Both interfaces prove the same thing — that an authorized party approved the operation — but they prove it differently:

* **On iOS**, the approver is a person, in the moment. Biometrics bind the approval to a specific human on a specific enrolled device, and unlock the key in the device's secure hardware to sign.
* **Over the API**, the approver is a system — but a human quorum can still stand behind it. There's no person in the loop to scan each request, so authorization comes from a cryptographic signature: sensitive requests are signed with your Ed25519 key, and each key is scoped by [permission groups](/knowledge-base/platform/users/web-dashboard/developers).

  For certain permission groups, key creation and/or permission changes require quorum approval and Anchorage Digital review. That human approval is front-loaded (when required), then reused for each signed request rather than collected again per transaction.

In both cases the operation is still subject to quorum and Anchorage Digital review where the policy requires it.

## Quorums and policies

All sensitive operations—such as withdrawing assets or changing account settings—require approval from multiple members of your Anchorage organization.

Each vault operates under a [vault policy](/knowledge-base/platform/users/vault-policies), which defines the user access configuration for that vault. A vault policy may be assigned to multiple vaults, ensuring that the same permission level and rules for operation approval are consistently applied across all of them.

<CardGroup cols={3}>
  <Card title="Vault members" icon="users">
    Each vault must have a minimum of 3 members.
  </Card>

  <Card title="Quorum approvers" icon="id-badge">
    Each vault must have a minimum quorum of 2 approvers.
  </Card>

  <Card title="Viewer" icon="glasses">
    View permissions to vaults and the ability to download statements or reports.
  </Card>
</CardGroup>

By default, each vault must have a minimum of 3 members and a minimum quorum of 2 approvers. Within those conditions, it is possible to customize quorums and sub-quorums per rule type (withdrawal, staking, governance).
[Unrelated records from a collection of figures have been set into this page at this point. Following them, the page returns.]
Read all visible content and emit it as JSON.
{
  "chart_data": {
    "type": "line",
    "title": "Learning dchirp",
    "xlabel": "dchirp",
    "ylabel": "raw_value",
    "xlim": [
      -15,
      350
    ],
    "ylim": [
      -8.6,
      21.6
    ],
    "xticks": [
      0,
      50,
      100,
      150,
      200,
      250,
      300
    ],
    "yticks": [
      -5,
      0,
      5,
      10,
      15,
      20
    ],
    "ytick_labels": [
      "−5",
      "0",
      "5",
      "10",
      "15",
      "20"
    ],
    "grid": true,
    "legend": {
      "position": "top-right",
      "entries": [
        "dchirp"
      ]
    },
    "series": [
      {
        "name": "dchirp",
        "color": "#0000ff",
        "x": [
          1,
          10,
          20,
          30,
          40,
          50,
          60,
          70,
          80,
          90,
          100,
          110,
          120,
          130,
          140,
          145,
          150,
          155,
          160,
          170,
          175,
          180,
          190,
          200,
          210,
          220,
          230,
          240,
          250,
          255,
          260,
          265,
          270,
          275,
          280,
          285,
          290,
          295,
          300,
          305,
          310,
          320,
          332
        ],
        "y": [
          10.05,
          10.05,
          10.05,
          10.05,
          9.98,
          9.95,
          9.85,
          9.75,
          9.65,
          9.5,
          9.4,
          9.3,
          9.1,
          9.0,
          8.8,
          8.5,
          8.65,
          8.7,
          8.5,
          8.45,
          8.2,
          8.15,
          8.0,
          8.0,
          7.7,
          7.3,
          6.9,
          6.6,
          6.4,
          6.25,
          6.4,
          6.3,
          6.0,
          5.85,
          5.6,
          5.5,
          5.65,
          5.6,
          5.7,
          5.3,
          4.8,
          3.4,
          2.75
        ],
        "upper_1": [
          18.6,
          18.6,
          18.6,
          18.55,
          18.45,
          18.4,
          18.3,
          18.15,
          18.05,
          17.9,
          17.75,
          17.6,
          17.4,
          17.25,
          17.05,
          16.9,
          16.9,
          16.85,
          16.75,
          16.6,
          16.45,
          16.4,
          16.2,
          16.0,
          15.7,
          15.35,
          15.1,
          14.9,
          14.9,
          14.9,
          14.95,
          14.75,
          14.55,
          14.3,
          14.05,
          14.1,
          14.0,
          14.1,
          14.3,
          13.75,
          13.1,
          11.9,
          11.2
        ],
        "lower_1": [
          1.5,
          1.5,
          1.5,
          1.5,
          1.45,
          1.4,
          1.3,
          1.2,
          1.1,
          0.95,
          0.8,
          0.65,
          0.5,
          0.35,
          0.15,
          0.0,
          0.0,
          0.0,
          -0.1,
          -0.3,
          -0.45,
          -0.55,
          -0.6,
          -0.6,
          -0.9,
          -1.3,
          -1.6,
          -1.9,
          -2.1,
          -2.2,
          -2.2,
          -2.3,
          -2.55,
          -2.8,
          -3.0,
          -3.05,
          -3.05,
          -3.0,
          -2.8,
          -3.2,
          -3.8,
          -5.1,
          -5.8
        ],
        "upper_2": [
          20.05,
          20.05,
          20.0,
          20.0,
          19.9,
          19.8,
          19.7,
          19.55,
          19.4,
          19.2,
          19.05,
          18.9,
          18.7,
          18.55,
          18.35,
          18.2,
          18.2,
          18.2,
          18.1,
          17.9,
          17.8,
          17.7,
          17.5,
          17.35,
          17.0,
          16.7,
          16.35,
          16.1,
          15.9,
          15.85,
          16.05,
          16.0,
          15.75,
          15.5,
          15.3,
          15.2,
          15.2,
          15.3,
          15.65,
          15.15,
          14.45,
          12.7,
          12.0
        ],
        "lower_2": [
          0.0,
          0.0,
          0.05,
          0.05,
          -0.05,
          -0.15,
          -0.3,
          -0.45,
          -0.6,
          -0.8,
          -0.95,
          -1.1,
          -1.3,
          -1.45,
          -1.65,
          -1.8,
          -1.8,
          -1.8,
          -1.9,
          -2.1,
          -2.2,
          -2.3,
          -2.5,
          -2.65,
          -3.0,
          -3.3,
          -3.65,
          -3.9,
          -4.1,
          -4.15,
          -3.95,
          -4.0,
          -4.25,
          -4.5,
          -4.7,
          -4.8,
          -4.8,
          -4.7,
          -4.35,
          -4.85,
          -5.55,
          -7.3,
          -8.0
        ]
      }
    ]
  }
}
**Policy customization options:**

* Configure dedicated approval quorums and sub-quorums for withdrawal, staking, and governance operations
* Customize the quorum and sub-quorums for user management, trusted destination management, and vault and API management operations
* Add or remove users from vault and account sub-policies

For more details, see [Creating a vault](/knowledge-base/platform/users/creating-vaults) and [Managing users](/knowledge-base/platform/users/managing-users).